Smaller, compact knives such as pocket knives have existed since the Iron Age, about 600 BCE. Then, in the 1650s, these were called ‘penny knives’ and were made cheap and widely available. Specialized knives such as the butcher’s knife and bread knife originated in the 1800s. Over millennia, knives were separated and specialized into knives with blades designed for a specific culinary use and purpose.
As knife-making materials changed, so did the designs of blades and their handles. Paleolithic stone knives had leather or fur wrapping around the handles. The Roman soldier’s Pugio had a blade that was thin and a sheath that served a functional, but aesthetic, purpose. Gems and ornate designs have been evident in knife handles and blades since the Bronze Age.
Different designs or styles of blades could also communicate rank within armies. Fighting knives and blades were designed to have different uses in battle, giving rise to different blade lengths and designs. For example, a short blade would be preferred for close combat fighting, whereas a longer blade would be used on horseback or in other forms of battle.

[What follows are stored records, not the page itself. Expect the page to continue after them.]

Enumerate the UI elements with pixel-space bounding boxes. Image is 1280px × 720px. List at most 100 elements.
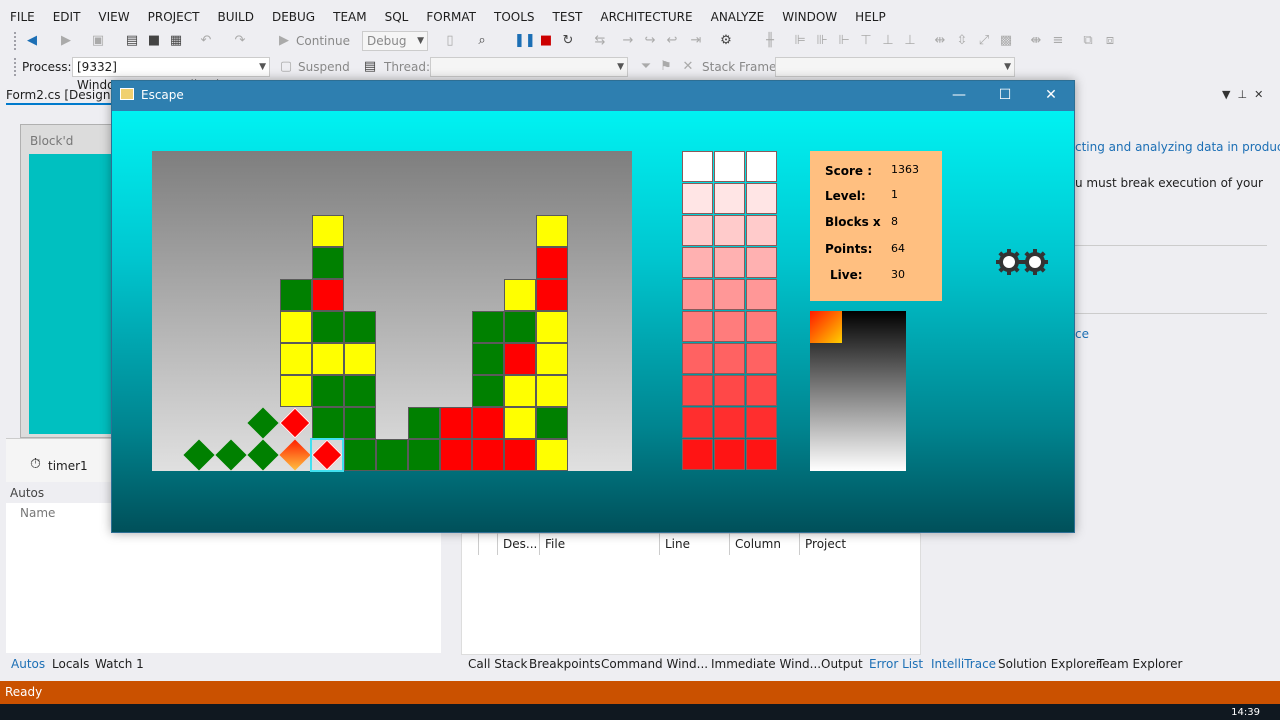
game-playfield[interactable] <box>152 151 632 472</box>
same-height-icon[interactable]: ⇳ <box>952 31 972 51</box>
menu-team[interactable]: TEAM <box>324 6 375 28</box>
maximize-icon[interactable]: ☐ <box>990 85 1020 105</box>
column-divider <box>478 533 479 555</box>
filter-icon[interactable]: ⏷ <box>636 57 656 77</box>
designer-tab[interactable]: Form2.cs [Design] <box>6 88 116 105</box>
stack-frame-combo[interactable]: ▼ <box>775 57 1015 77</box>
continue-button[interactable]: Continue <box>296 31 350 51</box>
layout-icon[interactable]: ╫ <box>760 31 780 51</box>
menu-help[interactable]: HELP <box>846 6 895 28</box>
chevron-down-icon[interactable]: ▼ <box>1222 88 1230 101</box>
align-top-icon[interactable]: ⊤ <box>856 31 876 51</box>
menu-edit[interactable]: EDIT <box>44 6 90 28</box>
same-size-icon[interactable]: ⤢ <box>974 31 994 51</box>
tab-output[interactable]: Output <box>821 657 863 671</box>
tab-immediate-window[interactable]: Immediate Wind... <box>711 657 821 671</box>
intellitrace-message: u must break execution of your <box>1075 176 1263 190</box>
error-column-project[interactable]: Project <box>805 537 846 551</box>
error-column-file[interactable]: File <box>545 537 565 551</box>
tab-solution-explorer[interactable]: Solution Explorer <box>998 657 1101 671</box>
tab-intellitrace[interactable]: IntelliTrace <box>931 657 996 671</box>
configuration-combo[interactable]: Debug ▼ <box>362 31 428 51</box>
step-out-icon[interactable]: ↩ <box>662 31 682 51</box>
autos-column-name[interactable]: Name <box>20 506 55 520</box>
align-bottom-icon[interactable]: ⊥ <box>900 31 920 51</box>
tab-team-explorer[interactable]: Team Explorer <box>1097 657 1183 671</box>
spacing-icon[interactable]: ⇼ <box>1026 31 1046 51</box>
menu-file[interactable]: FILE <box>0 6 44 28</box>
hex-icon[interactable]: ⇥ <box>686 31 706 51</box>
expand-icon[interactable]: ✕ <box>678 57 698 77</box>
undo-icon[interactable]: ↶ <box>196 31 216 51</box>
close-icon[interactable]: ✕ <box>1254 88 1263 101</box>
open-file-icon[interactable]: ▤ <box>122 31 142 51</box>
stop-icon[interactable]: ■ <box>536 31 556 51</box>
back-icon[interactable]: ◀ <box>22 31 42 51</box>
restart-icon[interactable]: ↻ <box>558 31 578 51</box>
timer-component[interactable]: timer1 <box>48 459 88 473</box>
tab-locals[interactable]: Locals <box>52 657 89 671</box>
game-block-yellow <box>536 343 568 375</box>
show-next-statement-icon[interactable]: ⇆ <box>590 31 610 51</box>
minimize-icon[interactable]: — <box>944 85 974 105</box>
align-middle-icon[interactable]: ⊥ <box>878 31 898 51</box>
game-block-red <box>536 279 568 311</box>
forward-icon[interactable]: ▶ <box>56 31 76 51</box>
attach-icon[interactable]: ▯ <box>440 31 460 51</box>
escape-titlebar[interactable] <box>112 81 1074 111</box>
menu-debug[interactable]: DEBUG <box>263 6 324 28</box>
tab-watch-1[interactable]: Watch 1 <box>95 657 144 671</box>
process-combo[interactable]: [9332] WindowsFormsApplication▼ <box>72 57 270 92</box>
tab-breakpoints[interactable]: Breakpoints <box>529 657 600 671</box>
tab-command-window[interactable]: Command Wind... <box>601 657 708 671</box>
new-project-icon[interactable]: ▣ <box>88 31 108 51</box>
vspacing-icon[interactable]: ≡ <box>1048 31 1068 51</box>
step-over-icon[interactable]: ↪ <box>640 31 660 51</box>
menu-test[interactable]: TEST <box>544 6 592 28</box>
error-column-column[interactable]: Column <box>735 537 781 551</box>
menu-architecture[interactable]: ARCHITECTURE <box>591 6 701 28</box>
pin-icon[interactable]: ⊥ <box>1237 88 1247 101</box>
send-back-icon[interactable]: ⧈ <box>1100 31 1120 51</box>
settings-gear-icon[interactable] <box>995 247 1051 277</box>
menu-format[interactable]: FORMAT <box>417 6 485 28</box>
close-icon[interactable]: ✕ <box>1036 85 1066 105</box>
thread-combo[interactable]: ▼ <box>430 57 628 77</box>
debug-location-toolbar: Process: [9332] WindowsFormsApplication▼… <box>0 55 1280 92</box>
menu-sql[interactable]: SQL <box>376 6 418 28</box>
flag-icon[interactable]: ⚑ <box>656 57 676 77</box>
find-icon[interactable]: ⌕ <box>472 31 492 51</box>
error-column-line[interactable]: Line <box>665 537 690 551</box>
intellitrace-link[interactable]: cting and analyzing data in product ▾ <box>1075 140 1280 154</box>
align-right-icon[interactable]: ⊩ <box>834 31 854 51</box>
tab-autos[interactable]: Autos <box>11 657 45 671</box>
diagnostics-icon[interactable]: ⚙ <box>716 31 736 51</box>
grid-icon[interactable]: ▩ <box>996 31 1016 51</box>
menu-view[interactable]: VIEW <box>89 6 138 28</box>
menu-tools[interactable]: TOOLS <box>485 6 544 28</box>
menu-build[interactable]: BUILD <box>208 6 262 28</box>
tab-error-list[interactable]: Error List <box>869 657 923 671</box>
continue-icon[interactable]: ▶ <box>274 31 294 51</box>
toolbar-grip[interactable] <box>14 32 18 50</box>
menu-window[interactable]: WINDOW <box>773 6 846 28</box>
suspend-icon[interactable]: ▢ <box>276 57 296 77</box>
step-into-icon[interactable]: → <box>618 31 638 51</box>
menu-analyze[interactable]: ANALYZE <box>702 6 774 28</box>
bring-front-icon[interactable]: ⧉ <box>1078 31 1098 51</box>
redo-icon[interactable]: ↷ <box>230 31 250 51</box>
intellitrace-link-2[interactable]: ce <box>1075 327 1089 341</box>
menu-project[interactable]: PROJECT <box>139 6 209 28</box>
tab-call-stack[interactable]: Call Stack <box>468 657 527 671</box>
player-cursor[interactable] <box>310 438 344 472</box>
same-width-icon[interactable]: ⇹ <box>930 31 950 51</box>
align-center-icon[interactable]: ⊪ <box>812 31 832 51</box>
suspend-button[interactable]: Suspend <box>298 57 350 77</box>
align-left-icon[interactable]: ⊫ <box>790 31 810 51</box>
taskbar-clock[interactable]: 14:39 <box>1231 707 1260 718</box>
save-icon[interactable]: ■ <box>144 31 164 51</box>
pause-icon[interactable]: ❚❚ <box>514 31 536 51</box>
save-all-icon[interactable]: ▦ <box>166 31 186 51</box>
error-column-description[interactable]: Des... <box>503 537 537 551</box>
toolbar-grip[interactable] <box>14 58 18 76</box>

Since industrialization, most knives have been standardized. Everyone owns a set of knives which include a paring knife, a serrated knife, and a chef’s knife. However, with the standardization of knives, there has been a greater appreciation for the craft of modern-day bladesmiths; people can appreciate the craftsmanship of a lightweight, ornately designed blade.
This makes bladesmithing today a relevant and unique trade with a deep history. The evolution of knives and knifemaking, from stone to steel, reflects how knives and blades have evolved with humankind. Over 2.5 million years, knives have remained a critical tool, carrying cultural relevance and importance over many millennia.
Even today, the fact remains true: we need knives for our survival. Knives will always be a part of human existence. What will they look like in the next millennia?